> For the complete documentation index, see [llms.txt](https://docs.silopay.io/llms.txt). Markdown versions of documentation pages are available by appending `.md` to page URLs; this page is available as [Markdown](https://docs.silopay.io/how-silo-works/usernames-and-receiver-preferences.md).

# Usernames & Receiver Preferences

#### **Usernames**

Every Silo user creates a single universal username (e.g., @alice). This username is the only thing another person needs to send a payment. It works across all supported chains and wallets.

A Silo username is not a name service like Ethereum Name Service (ENS). Name services map a readable name to a specific wallet address on a specific chain, which means the sender still needs to know which chain the receiver is on, and anyone who looks up the name can see the linked wallet's full balance and transaction history. A Silo username does not expose any wallet address. It is a payment routing identity that points to the receiver's saved preferences, not to a public key.

Usernames are unique and permanent once claimed. They function as a single, chain-agnostic identifier across the entire platform.

***

#### **Receiver Preferences**

Each Silo account stores a set of receiver preferences that determine how incoming payments are delivered. The receiver configures these once and can update them at any time. The preferences include:

Destination chain: which supported chain the receiver wants to be paid on (Ethereum, Sui, or Solana).

Preferred asset: which asset the receiver wants to receive (currently USDC, with additional asset support expanding).

Payout wallet(s): the wallet address or addresses where funds should be delivered. Receivers can list multiple wallets, in which case Silo uses on-chain randomness to split incoming payments across them. This adds an additional layer of privacy by distributing funds across several addresses rather than concentrating them in one.

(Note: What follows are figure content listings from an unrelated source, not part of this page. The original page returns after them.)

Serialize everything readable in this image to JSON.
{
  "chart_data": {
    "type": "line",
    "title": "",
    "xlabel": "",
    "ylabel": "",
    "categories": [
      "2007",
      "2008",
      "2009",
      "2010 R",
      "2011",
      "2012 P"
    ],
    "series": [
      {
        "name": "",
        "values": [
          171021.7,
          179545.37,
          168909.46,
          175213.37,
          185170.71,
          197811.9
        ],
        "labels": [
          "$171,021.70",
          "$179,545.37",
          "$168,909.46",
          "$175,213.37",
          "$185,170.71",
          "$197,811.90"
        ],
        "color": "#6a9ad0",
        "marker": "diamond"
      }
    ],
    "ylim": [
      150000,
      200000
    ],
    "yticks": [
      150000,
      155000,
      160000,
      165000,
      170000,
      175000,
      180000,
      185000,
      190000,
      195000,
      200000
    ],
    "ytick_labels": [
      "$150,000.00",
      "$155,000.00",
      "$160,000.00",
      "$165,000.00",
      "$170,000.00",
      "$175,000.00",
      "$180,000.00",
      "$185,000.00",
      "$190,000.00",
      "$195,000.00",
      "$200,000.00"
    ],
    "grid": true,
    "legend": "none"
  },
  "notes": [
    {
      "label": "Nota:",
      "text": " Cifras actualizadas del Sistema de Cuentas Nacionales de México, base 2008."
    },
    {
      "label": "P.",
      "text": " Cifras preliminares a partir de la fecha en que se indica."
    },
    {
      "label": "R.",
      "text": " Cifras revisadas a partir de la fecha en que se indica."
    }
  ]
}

These preferences are universal. They apply to every payment sent to that username, regardless of which chain or asset the sender is paying with. The sender never sees the receiver's preferences. They simply enter a username and a dollar amount, and Silo handles the rest.

***

#### **How It Works in Practice**

When a sender pays @bob, they choose which asset and chain to send from on their side. Silo reads Bob's saved preferences and automatically handles any conversion or routing required to deliver the payment according to those preferences. If the sender pays in USDC on Ethereum but Bob's preferences are set to receive USDC on Sui, Silo routes the payment cross-chain without either party coordinating. If the sender pays in a different asset than the receiver wants, Silo swaps it automatically using available DEX liquidity.

The result is that neither party needs to coordinate chain, asset, or wallet details. The sender's only decision is how much to send. The receiver's preferences handle everything else.

***

#### **Updating Preferences**

Receiver preferences can be changed at any time. When a receiver updates their destination chain, preferred asset, or payout wallets, all future payments to their username will automatically route according to the new settings. No action is required from anyone who has previously paid or will pay that user.

This is a single, universal withdrawal preference at the account level. There is no per-chain or per-asset configuration to manage. One account, one set of preferences, one withdraw flow.